Technical Report MSC-2021-18

Title: Extracting Bible Quotes from Historical Commentary
Authors: Asaf Yeshurun
Supervisors: Benny Kimelfeld
Abstract: The Hebrew Bible (Tanach) has been extensively quoted by historical religious text and commentaries throughout history. Nowadays, many of these text resources are publicly available online. Yet, the Bible quotations within them are often partially identified if at all. Knowing the exact quotations may be highly beneficial to scholars interested in studying or investigating the Bible. We have developed and empirically analyzed several solutions to this task, utilizing both rule-based heuristics and machine-learning.
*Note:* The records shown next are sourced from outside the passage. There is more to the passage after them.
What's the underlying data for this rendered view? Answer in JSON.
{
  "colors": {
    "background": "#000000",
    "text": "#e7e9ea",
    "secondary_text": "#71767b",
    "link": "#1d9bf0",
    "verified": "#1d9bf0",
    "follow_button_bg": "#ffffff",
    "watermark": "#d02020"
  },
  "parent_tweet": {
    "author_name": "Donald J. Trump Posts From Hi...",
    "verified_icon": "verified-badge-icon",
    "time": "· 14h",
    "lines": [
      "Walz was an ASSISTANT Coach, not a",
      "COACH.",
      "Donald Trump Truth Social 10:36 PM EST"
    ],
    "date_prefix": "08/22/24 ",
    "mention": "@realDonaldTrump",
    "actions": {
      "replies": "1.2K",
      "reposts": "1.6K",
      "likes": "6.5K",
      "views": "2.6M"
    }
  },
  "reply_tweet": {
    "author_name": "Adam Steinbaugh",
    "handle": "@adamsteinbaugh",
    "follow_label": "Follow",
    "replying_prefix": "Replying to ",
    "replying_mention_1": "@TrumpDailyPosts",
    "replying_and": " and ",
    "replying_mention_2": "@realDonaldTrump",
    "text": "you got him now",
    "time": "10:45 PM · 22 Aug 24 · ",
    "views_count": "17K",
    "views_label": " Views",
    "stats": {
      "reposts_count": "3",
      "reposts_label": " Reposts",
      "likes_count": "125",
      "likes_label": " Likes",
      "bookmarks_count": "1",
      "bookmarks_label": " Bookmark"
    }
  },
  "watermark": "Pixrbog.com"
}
End-to-end, our main model is comprised of three main stages: (a) rule-based candidate generation, (b) context extraction using available historical commentary, and (c) an artificial neural network for candidate scoring. To evaluate our models, we have constructed labeled data based on the Hebrew Bible commentary known as Midrash Raba, which contains more than half a million words and over 30,000 quotations. Our solution scores over 80\% F-score, and considerably outperforms several state-of-the-art approaches for tasks of a similar nature. In addition, it scores well when tested on unfamiliar corpora in case they involve writing style and vocabulary prevalent in Midrash Raba. as a contribution of independent interest, our solution includes of a novel word-embedding method that seeks to utilize the nature of our text and its context.